Not a weekend goes by without fans of Celtic and Rangers watching their ‘rivals’ and subsequently complaining on social media about the songs said rival fans had sung. Whether it is complaining about Rangers fans singing sectarian or racist songs such as ‘The Billy Boys’ or ‘The Famine Song’ or complaining about Celtic fans singing songs in support of the IRA.
At the moment, there is nothing the Scottish Football governing bodies can do to the clubs so anyone complaining is wasting their time. There are legal ramifications of singing those songs but as the Chief Executive of the SFA once famously said ‘You cant arrest a whole stadium’. He is right but this shrug of the shoulders, we are doing everything we can attitude is not good enough.

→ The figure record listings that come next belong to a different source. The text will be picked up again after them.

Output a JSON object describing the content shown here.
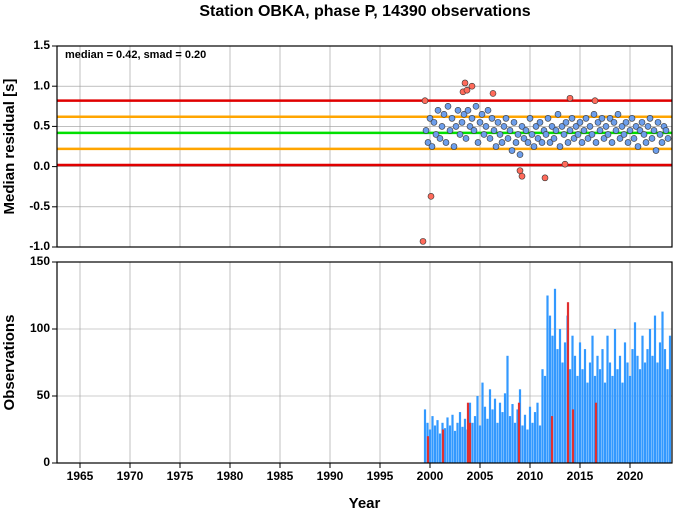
{
  "chart_data": [
    {
      "type": "scatter",
      "title": "Station OBKA, phase P, 14390 observations",
      "annotation": "median = 0.42, smad = 0.20",
      "y_label": "Median residual [s]",
      "xlim": [
        1962.7,
        2024.2
      ],
      "xticks": [
        1965,
        1970,
        1975,
        1980,
        1985,
        1990,
        1995,
        2000,
        2005,
        2010,
        2015,
        2020
      ],
      "ylim": [
        -1.0,
        1.5
      ],
      "yticks": [
        {
          "value": -1,
          "label": "-1.0"
        },
        -0.5,
        {
          "value": 0,
          "label": "0.0"
        },
        0.5,
        {
          "value": 1,
          "label": "1.0"
        },
        1.5
      ],
      "grid": true,
      "reference_lines": [
        {
          "value": 0.02,
          "color": "#e00000"
        },
        {
          "value": 0.22,
          "color": "#ffa500"
        },
        {
          "value": 0.42,
          "color": "#00e000"
        },
        {
          "value": 0.62,
          "color": "#ffa500"
        },
        {
          "value": 0.82,
          "color": "#e00000"
        }
      ],
      "series": [
        {
          "color": "#6d9eeb",
          "x": [
            1999.6,
            1999.8,
            2000.0,
            2000.2,
            2000.4,
            2000.6,
            2000.8,
            2001.0,
            2001.2,
            2001.4,
            2001.6,
            2001.8,
            2002.0,
            2002.2,
            2002.4,
            2002.6,
            2002.8,
            2003.0,
            2003.2,
            2003.4,
            2003.6,
            2003.8,
            2004.0,
            2004.2,
            2004.4,
            2004.6,
            2004.8,
            2005.0,
            2005.2,
            2005.4,
            2005.6,
            2005.8,
            2006.0,
            2006.2,
            2006.4,
            2006.6,
            2006.8,
            2007.0,
            2007.2,
            2007.4,
            2007.6,
            2007.8,
            2008.0,
            2008.2,
            2008.4,
            2008.6,
            2008.8,
            2009.0,
            2009.2,
            2009.4,
            2009.6,
            2009.8,
            2010.0,
            2010.2,
            2010.4,
            2010.6,
            2010.8,
            2011.0,
            2011.2,
            2011.4,
            2011.6,
            2011.8,
            2012.0,
            2012.2,
            2012.4,
            2012.6,
            2012.8,
            2013.0,
            2013.2,
            2013.4,
            2013.6,
            2013.8,
            2014.0,
            2014.2,
            2014.4,
            2014.6,
            2014.8,
            2015.0,
            2015.2,
            2015.4,
            2015.6,
            2015.8,
            2016.0,
            2016.2,
            2016.4,
            2016.6,
            2016.8,
            2017.0,
            2017.2,
            2017.4,
            2017.6,
            2017.8,
            2018.0,
            2018.2,
            2018.4,
            2018.6,
            2018.8,
            2019.0,
            2019.2,
            2019.4,
            2019.6,
            2019.8,
            2020.0,
            2020.2,
            2020.4,
            2020.6,
            2020.8,
            2021.0,
            2021.2,
            2021.4,
            2021.6,
            2021.8,
            2022.0,
            2022.2,
            2022.4,
            2022.6,
            2022.8,
            2023.0,
            2023.2,
            2023.4,
            2023.6,
            2023.8
          ],
          "values": [
            0.45,
            0.3,
            0.6,
            0.25,
            0.55,
            0.4,
            0.7,
            0.35,
            0.5,
            0.65,
            0.3,
            0.75,
            0.45,
            0.6,
            0.25,
            0.5,
            0.7,
            0.4,
            0.55,
            0.65,
            0.35,
            0.7,
            0.5,
            0.6,
            0.45,
            0.75,
            0.3,
            0.55,
            0.65,
            0.4,
            0.5,
            0.7,
            0.35,
            0.6,
            0.45,
            0.25,
            0.55,
            0.4,
            0.3,
            0.5,
            0.6,
            0.35,
            0.45,
            0.2,
            0.55,
            0.3,
            0.4,
            0.15,
            0.5,
            0.35,
            0.45,
            0.3,
            0.6,
            0.4,
            0.25,
            0.5,
            0.35,
            0.55,
            0.3,
            0.45,
            0.4,
            0.6,
            0.3,
            0.5,
            0.35,
            0.45,
            0.65,
            0.25,
            0.5,
            0.4,
            0.55,
            0.3,
            0.45,
            0.6,
            0.35,
            0.5,
            0.4,
            0.55,
            0.3,
            0.45,
            0.6,
            0.35,
            0.5,
            0.4,
            0.65,
            0.3,
            0.55,
            0.45,
            0.6,
            0.35,
            0.5,
            0.4,
            0.6,
            0.3,
            0.55,
            0.45,
            0.65,
            0.35,
            0.5,
            0.4,
            0.55,
            0.3,
            0.45,
            0.6,
            0.35,
            0.5,
            0.25,
            0.45,
            0.55,
            0.4,
            0.3,
            0.5,
            0.6,
            0.35,
            0.45,
            0.2,
            0.55,
            0.4,
            0.3,
            0.5,
            0.45,
            0.35
          ]
        },
        {
          "color": "#ff6b5b",
          "x": [
            1999.3,
            1999.5,
            2000.1,
            2003.3,
            2003.5,
            2003.7,
            2004.2,
            2006.3,
            2009.0,
            2009.2,
            2011.5,
            2013.5,
            2014.0,
            2016.5
          ],
          "values": [
            -0.93,
            0.82,
            -0.37,
            0.93,
            1.04,
            0.95,
            1.0,
            0.91,
            -0.05,
            -0.12,
            -0.14,
            0.03,
            0.85,
            0.82
          ]
        }
      ]
    },
    {
      "type": "bar",
      "x_label": "Year",
      "y_label": "Observations",
      "xlim": [
        1962.7,
        2024.2
      ],
      "xticks": [
        1965,
        1970,
        1975,
        1980,
        1985,
        1990,
        1995,
        2000,
        2005,
        2010,
        2015,
        2020
      ],
      "ylim": [
        0,
        150
      ],
      "yticks": [
        0,
        50,
        100,
        150
      ],
      "grid": true,
      "series": [
        {
          "color": "#3399ff",
          "x": [
            1999.5,
            1999.75,
            2000.0,
            2000.25,
            2000.5,
            2000.75,
            2001.0,
            2001.25,
            2001.5,
            2001.75,
            2002.0,
            2002.25,
            2002.5,
            2002.75,
            2003.0,
            2003.25,
            2003.5,
            2003.75,
            2004.0,
            2004.25,
            2004.5,
            2004.75,
            2005.0,
            2005.25,
            2005.5,
            2005.75,
            2006.0,
            2006.25,
            2006.5,
            2006.75,
            2007.0,
            2007.25,
            2007.5,
            2007.75,
            2008.0,
            2008.25,
            2008.5,
            2008.75,
            2009.0,
            2009.25,
            2009.5,
            2009.75,
            2010.0,
            2010.25,
            2010.5,
            2010.75,
            2011.0,
            2011.25,
            2011.5,
            2011.75,
            2012.0,
            2012.25,
            2012.5,
            2012.75,
            2013.0,
            2013.25,
            2013.5,
            2013.75,
            2014.0,
            2014.25,
            2014.5,
            2014.75,
            2015.0,
            2015.25,
            2015.5,
            2015.75,
            2016.0,
            2016.25,
            2016.5,
            2016.75,
            2017.0,
            2017.25,
            2017.5,
            2017.75,
            2018.0,
            2018.25,
            2018.5,
            2018.75,
            2019.0,
            2019.25,
            2019.5,
            2019.75,
            2020.0,
            2020.25,
            2020.5,
            2020.75,
            2021.0,
            2021.25,
            2021.5,
            2021.75,
            2022.0,
            2022.25,
            2022.5,
            2022.75,
            2023.0,
            2023.25,
            2023.5,
            2023.75,
            2024.0
          ],
          "values": [
            40,
            30,
            25,
            35,
            28,
            32,
            22,
            30,
            26,
            34,
            28,
            36,
            24,
            30,
            38,
            27,
            33,
            25,
            45,
            30,
            35,
            50,
            28,
            60,
            42,
            33,
            55,
            40,
            48,
            30,
            45,
            38,
            52,
            80,
            35,
            44,
            30,
            40,
            55,
            28,
            36,
            25,
            42,
            30,
            38,
            45,
            28,
            70,
            65,
            125,
            110,
            95,
            130,
            85,
            100,
            75,
            90,
            110,
            70,
            95,
            80,
            65,
            90,
            70,
            85,
            60,
            75,
            95,
            65,
            80,
            70,
            85,
            60,
            95,
            75,
            65,
            100,
            70,
            80,
            60,
            90,
            75,
            65,
            85,
            105,
            80,
            70,
            95,
            75,
            85,
            100,
            80,
            110,
            75,
            90,
            113,
            85,
            70,
            95
          ]
        },
        {
          "color": "#e03030",
          "x": [
            1999.8,
            2001.3,
            2003.8,
            2004.0,
            2008.9,
            2012.2,
            2013.8,
            2014.3,
            2016.6
          ],
          "values": [
            20,
            25,
            45,
            30,
            45,
            35,
            120,
            40,
            45
          ]
        }
      ]
    }
  ]
}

I have written previously about crowd issues within Scottish Football. Whether that is sectarianism, racism, homophobia, crowd disturbances and the displaying of pyrotechnics. If fans from a particular club misbehave, there are no ramifications if the club can prove they did all they could to prevent it. The Scottish Cup Final in 2016 is case and point in that regard. For all the wailing and gnashing of teeth from Rangers regarding lack of punishment bestowed on Hibernian, not once did they allude to the introduction of Strict Liability which would have allowed real punishments to be levied.
Strict liability would make clubs responsible for all conduct associated with a game taking place in Scotland. This includes players, officials and perhaps more pertinently the conduct of fans.
Nil By Mouth, the Scottish based charity set up after the murder of a Celtic fan because of his religion, have launched a survey designed to gauge a response from fans as to whether they agree with the introduction of a form of strict liability.
The survey can be found here.
Some argue the survey has focused too much on sectarianism. Fundamentally, that is Nil By Mouth’s raison d’etre so for them to comment on the application of Strict Liability for any other disorder issue would be inappropriate.
I have long supported the introduction of Strict Liability but understand the reticence some have. There is a fear that we are using a ‘sledgehammer to crack a nut’ but to do nothing is to be complacent in the fight against fan disorder.
Most people go to football games just to watch their team. Some argue, why punish the majority for the actions of a minority. It might be unfair but the current method employed by the governing bodies and clubs is not deterring people.
In my opinion, if strict liability was introduced in Scotland, there would have to be a few things implemented for it to work:
- It would need an extensive framework that could be referred to that would detail exactly what actions would result in disciplinary procedures being applied. This would need a list of any offensive songs in a proscribed list. This is something that the Offensive Behaviour at Football Act falls down on as that law is very subjective.
- It would also need an independent panel of observers that would be tasked with instigating disciplinary action. The requirement for independence here is especially prescient in Scotland as the suggestion of bias is always at the forefront.
I also would prefer the government to not have to legislate for strict liability. I would prefer the SPFL, SFA and the clubs to be adults about it and realise there is a problem and follow the lead of UEFA and other governing bodies such as the FA and the IFA but that doesn’t seem likely.
The governing bodies seem quick to accept government funding but seem to be unwilling to accept the government holding them to account when fan behaviour becomes unacceptable. They can’t have their cake and eat it.
If you are dead against strict liability, let your feeling be known in the Nil By Mouth survey and also take part in James Dornan MSP’ s public consultation. Get involved and let people know what could be done as an alternative but for me there isn’t anything else that would work.
Instead of complaining week in and week out about the sectarian and racist songs we hear in our grounds, lets implement a policy that will go some way to forcing clubs to act properly and rid Scottish football of its shame once and for all.